Best Affirms Endurance Ratings

May 3, 2005

A.M. Best Co. announced that it has affirmed the financial strength rating of “A” (Excellent) and the issuer credit ratings of “a” of Bermuda-based Endurance Specialty Insurance Ltd. and its operating affiliates.

Best also assigned an issuer credit rating of “bbb” to Endurance Specialty Holdings, Ltd. and affirmed the senior debt rating of “bbb” on $250 million 7.0 percent unsecured notes due 2034, as well as all debt securities filed under a $500 million universal shelf registration.

All of the ratings have a stable outlook.

“The ratings reflect Endurance’s excellent operating results, which stem from the development of a strong broker distribution network, successful implementation of underwriting and risk management controls and selective acquisitions,” said Best. “The geographically diversified book of business, which includes both short- and long-tail lines, is fully supported by the company’s excellent level of risk-based capitalization. Lines of business include property per risk, property catastrophe reinsurance, casualty treaty reinsurance, casualty individual risks and specialty lines.”

Best noted: “Endurance produced a combined ratio of 86 percent in 2004 despite recording approximately $170 million in gross catastrophe losses, while shareholders’ equity grew to $1.9 billion at December 31, 2004. Since inception, the company has used selective acquisitions to expand its existing book of business. In prior years, Endurance acquired the renewal rights to LaSalle Re Limited’s property catastrophe business and selected portions of The Hartford Fire Insurance Company’s reinsurance business. In 2004, Endurance acquired the renewal right to XL Re Ltd.’s surety book and hired Converium Reinsurance (NA) Inc.’s agribusiness underwriting team. Each acquisition has been complementary to Endurance’s profile and did not include the addition of any historical liabilities.”

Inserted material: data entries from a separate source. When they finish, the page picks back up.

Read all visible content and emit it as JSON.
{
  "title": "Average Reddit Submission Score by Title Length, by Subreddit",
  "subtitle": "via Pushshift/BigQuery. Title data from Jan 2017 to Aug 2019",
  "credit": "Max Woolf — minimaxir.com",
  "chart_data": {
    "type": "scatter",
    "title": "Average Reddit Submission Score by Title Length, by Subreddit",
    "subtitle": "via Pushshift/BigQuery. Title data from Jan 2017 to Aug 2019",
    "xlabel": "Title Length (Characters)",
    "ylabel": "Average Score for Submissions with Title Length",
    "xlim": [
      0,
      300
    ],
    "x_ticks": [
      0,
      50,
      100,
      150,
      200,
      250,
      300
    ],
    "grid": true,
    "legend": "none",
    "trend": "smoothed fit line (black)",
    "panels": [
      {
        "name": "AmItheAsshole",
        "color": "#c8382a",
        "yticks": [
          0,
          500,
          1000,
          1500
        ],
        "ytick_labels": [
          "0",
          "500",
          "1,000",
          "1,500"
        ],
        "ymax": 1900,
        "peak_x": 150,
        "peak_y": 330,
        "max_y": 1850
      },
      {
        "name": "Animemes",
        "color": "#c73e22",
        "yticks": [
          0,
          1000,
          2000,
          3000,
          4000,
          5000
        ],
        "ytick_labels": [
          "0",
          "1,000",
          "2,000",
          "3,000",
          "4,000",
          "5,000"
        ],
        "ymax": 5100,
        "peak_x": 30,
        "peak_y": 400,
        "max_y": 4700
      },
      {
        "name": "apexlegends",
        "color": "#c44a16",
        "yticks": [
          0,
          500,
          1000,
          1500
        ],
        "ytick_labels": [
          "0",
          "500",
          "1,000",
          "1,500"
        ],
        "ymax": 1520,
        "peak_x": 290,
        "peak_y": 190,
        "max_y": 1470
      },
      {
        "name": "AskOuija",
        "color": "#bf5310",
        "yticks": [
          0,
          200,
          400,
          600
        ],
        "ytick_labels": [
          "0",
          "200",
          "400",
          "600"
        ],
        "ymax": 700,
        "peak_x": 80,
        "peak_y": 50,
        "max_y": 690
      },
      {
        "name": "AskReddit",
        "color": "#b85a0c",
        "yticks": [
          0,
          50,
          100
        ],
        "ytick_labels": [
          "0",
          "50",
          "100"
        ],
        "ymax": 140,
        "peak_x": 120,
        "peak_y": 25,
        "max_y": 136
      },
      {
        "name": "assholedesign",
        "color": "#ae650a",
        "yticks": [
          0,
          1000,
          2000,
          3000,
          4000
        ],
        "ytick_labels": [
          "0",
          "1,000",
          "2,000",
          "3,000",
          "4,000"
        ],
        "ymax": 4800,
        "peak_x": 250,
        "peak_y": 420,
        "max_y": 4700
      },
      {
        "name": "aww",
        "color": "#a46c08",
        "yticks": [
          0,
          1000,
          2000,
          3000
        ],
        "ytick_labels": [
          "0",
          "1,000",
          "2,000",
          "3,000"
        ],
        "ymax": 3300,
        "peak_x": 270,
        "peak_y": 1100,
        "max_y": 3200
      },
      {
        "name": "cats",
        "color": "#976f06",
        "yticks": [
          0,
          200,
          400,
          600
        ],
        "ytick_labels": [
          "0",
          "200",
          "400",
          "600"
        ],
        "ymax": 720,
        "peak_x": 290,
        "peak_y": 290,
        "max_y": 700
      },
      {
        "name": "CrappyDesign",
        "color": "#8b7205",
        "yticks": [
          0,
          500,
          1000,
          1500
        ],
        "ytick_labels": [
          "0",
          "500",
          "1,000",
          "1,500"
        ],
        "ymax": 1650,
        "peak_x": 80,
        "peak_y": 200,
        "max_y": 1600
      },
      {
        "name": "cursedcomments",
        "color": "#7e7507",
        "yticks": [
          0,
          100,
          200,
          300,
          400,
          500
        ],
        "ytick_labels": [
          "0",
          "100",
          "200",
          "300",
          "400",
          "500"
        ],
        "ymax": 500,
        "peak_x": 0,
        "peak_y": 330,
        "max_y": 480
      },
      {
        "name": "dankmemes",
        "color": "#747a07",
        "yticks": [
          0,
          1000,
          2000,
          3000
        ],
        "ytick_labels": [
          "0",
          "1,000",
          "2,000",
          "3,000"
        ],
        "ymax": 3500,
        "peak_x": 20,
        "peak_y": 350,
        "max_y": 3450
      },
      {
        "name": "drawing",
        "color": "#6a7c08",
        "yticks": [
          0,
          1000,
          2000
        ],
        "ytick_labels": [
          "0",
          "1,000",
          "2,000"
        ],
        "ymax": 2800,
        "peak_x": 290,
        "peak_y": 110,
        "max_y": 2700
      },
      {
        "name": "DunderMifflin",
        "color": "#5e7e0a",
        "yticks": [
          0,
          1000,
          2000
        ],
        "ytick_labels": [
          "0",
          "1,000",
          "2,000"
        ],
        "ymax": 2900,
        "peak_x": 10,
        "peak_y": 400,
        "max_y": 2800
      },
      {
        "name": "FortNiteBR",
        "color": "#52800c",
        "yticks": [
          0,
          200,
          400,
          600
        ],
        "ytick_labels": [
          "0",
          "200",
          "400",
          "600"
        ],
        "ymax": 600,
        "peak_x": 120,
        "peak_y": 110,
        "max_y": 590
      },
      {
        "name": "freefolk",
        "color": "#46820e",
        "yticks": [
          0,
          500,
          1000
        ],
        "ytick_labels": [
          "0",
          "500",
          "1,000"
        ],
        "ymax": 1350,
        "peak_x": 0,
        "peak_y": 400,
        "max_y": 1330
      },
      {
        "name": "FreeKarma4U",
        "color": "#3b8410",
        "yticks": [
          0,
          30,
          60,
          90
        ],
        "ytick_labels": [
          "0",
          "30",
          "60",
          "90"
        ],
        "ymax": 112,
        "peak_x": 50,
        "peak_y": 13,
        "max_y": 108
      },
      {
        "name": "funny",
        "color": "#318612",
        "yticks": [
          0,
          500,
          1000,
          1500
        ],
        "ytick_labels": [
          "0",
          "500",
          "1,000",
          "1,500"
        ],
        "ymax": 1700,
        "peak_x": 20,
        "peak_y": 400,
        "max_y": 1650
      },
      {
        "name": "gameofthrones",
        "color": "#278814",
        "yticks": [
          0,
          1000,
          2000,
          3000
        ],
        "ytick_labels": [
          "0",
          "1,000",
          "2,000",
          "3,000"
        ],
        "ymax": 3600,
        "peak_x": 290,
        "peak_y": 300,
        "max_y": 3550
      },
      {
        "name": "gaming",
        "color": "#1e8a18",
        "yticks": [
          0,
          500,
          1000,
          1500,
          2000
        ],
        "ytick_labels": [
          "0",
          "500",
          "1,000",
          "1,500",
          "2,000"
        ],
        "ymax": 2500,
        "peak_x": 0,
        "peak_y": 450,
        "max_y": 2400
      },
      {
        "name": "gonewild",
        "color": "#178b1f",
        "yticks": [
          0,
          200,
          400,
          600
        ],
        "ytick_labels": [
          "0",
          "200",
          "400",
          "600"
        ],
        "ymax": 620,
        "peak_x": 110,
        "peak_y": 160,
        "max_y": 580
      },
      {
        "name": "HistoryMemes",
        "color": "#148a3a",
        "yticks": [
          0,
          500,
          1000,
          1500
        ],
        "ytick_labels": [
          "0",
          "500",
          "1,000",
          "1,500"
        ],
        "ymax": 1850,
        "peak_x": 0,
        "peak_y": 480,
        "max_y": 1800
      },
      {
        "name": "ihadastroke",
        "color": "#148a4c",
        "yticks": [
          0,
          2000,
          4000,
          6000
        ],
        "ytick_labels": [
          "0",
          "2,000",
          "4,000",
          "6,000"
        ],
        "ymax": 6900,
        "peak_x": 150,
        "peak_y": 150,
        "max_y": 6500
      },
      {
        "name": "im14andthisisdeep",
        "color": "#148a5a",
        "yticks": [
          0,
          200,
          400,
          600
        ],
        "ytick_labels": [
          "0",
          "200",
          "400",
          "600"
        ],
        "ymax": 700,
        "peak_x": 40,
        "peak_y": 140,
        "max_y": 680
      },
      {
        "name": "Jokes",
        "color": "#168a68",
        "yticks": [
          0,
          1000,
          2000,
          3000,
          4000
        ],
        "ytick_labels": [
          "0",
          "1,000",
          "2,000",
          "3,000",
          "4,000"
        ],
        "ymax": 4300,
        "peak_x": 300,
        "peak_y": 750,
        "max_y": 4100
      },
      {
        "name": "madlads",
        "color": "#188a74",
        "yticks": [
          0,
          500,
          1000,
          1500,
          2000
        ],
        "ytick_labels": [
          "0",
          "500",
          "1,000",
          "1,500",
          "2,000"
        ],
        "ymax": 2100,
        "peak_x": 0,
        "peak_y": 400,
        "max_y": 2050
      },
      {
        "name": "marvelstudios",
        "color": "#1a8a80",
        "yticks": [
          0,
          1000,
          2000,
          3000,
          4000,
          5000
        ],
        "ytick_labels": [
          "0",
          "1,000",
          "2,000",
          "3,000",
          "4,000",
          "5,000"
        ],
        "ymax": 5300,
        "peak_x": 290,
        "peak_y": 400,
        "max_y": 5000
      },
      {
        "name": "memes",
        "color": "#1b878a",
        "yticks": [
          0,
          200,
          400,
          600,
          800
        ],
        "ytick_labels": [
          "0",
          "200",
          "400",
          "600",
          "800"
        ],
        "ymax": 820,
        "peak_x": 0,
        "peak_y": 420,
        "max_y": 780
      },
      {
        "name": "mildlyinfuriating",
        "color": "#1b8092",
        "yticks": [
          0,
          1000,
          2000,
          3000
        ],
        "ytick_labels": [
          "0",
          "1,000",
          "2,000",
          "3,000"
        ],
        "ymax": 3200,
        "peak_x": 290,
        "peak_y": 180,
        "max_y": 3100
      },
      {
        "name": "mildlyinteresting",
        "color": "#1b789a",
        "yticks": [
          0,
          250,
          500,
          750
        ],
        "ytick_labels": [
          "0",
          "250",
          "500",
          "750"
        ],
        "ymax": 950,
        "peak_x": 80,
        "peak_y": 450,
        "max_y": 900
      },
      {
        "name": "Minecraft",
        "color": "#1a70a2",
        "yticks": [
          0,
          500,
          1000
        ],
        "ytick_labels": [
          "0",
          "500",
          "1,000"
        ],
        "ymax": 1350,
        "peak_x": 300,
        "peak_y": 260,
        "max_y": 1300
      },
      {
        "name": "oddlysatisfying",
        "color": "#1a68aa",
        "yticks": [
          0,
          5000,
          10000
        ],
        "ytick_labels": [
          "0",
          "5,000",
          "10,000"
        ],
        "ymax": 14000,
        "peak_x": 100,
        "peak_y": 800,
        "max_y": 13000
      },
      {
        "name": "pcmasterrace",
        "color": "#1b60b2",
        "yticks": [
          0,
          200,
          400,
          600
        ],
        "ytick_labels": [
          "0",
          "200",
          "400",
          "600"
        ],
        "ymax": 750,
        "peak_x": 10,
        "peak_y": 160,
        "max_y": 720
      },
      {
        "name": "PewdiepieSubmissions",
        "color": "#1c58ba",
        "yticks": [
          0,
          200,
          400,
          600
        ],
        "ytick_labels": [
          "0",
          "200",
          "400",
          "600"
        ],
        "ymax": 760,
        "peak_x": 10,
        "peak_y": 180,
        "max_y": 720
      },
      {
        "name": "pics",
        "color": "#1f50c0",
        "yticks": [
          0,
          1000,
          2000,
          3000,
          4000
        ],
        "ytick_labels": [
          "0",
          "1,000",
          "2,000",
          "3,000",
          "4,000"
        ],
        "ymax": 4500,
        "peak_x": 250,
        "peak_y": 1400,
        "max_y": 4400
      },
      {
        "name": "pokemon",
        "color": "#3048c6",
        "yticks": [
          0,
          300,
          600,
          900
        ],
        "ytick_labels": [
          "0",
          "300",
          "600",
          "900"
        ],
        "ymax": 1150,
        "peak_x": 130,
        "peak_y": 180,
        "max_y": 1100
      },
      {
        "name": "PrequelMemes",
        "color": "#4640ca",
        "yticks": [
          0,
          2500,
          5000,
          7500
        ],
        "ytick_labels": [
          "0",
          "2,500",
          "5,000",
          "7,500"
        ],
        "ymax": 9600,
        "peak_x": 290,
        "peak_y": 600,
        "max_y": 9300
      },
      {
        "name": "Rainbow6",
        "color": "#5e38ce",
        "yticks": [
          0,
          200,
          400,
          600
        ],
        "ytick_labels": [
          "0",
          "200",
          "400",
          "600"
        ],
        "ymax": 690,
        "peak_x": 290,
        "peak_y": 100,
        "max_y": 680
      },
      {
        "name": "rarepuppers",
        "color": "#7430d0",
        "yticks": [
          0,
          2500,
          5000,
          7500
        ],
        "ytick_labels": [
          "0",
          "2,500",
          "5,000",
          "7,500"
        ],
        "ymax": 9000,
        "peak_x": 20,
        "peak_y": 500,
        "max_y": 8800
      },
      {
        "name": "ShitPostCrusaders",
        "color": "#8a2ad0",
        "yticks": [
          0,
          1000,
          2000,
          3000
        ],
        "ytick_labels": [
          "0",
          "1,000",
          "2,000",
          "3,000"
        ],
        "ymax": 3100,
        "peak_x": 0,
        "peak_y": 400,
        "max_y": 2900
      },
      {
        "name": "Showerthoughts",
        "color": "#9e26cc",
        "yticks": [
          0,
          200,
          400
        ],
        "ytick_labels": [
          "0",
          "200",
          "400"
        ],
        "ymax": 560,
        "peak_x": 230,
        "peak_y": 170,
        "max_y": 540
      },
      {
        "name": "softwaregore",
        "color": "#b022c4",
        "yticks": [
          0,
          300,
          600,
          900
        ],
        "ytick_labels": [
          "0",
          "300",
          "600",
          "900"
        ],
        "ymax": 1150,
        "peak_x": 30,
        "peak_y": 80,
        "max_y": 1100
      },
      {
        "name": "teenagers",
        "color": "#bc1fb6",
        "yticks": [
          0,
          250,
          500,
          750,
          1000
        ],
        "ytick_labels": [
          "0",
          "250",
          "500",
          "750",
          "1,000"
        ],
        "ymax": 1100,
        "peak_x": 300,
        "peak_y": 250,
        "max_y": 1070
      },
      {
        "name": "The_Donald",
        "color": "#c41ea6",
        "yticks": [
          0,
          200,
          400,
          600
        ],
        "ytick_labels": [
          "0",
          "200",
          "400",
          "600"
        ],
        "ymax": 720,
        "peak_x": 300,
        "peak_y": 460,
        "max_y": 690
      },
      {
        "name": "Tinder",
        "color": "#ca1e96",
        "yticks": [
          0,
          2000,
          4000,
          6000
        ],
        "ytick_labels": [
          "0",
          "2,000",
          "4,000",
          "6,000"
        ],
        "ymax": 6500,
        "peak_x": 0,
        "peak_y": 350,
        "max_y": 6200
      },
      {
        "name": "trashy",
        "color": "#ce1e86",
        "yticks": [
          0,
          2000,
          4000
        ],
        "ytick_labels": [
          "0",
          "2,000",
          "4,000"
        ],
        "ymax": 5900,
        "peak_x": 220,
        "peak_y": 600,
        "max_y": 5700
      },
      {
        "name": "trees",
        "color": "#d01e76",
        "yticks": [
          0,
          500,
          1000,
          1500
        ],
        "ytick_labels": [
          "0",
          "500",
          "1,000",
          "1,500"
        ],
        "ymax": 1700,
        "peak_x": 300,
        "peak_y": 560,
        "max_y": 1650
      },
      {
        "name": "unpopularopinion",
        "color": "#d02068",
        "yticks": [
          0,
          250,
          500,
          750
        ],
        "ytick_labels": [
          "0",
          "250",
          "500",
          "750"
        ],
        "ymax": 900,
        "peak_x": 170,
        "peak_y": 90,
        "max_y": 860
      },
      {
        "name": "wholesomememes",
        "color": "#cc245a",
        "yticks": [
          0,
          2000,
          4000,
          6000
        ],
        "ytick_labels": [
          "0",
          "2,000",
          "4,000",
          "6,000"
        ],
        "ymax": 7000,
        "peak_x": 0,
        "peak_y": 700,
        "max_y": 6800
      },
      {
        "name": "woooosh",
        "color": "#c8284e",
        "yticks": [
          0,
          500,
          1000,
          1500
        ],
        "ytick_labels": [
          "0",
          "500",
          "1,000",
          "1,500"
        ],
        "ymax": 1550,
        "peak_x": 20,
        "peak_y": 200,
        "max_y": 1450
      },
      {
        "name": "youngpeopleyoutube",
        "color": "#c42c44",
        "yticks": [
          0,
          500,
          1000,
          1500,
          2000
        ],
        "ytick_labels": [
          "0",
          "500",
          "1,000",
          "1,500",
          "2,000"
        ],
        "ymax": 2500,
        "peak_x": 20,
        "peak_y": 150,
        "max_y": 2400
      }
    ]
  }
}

The rating agency indicated, however, that “the company’s short operating history in relation to its casualty business” is an offsetting factor. “Due to the long-tail nature of these lines, the consistency and sustainability of Endurance’s casualty segment’s operating performance has yet to be proven.

“Furthermore, market pressure on pricing could dampen expected returns along with exposure to low frequency, high severity property catastrophe losses,” Best continued. It said, however, that despite these concerns, it “expects Endurance to manage its capital base very conservatively within acceptable ranges to support its current ratings and meet the more stringent capital requirements for a recently established Bermuda entity.”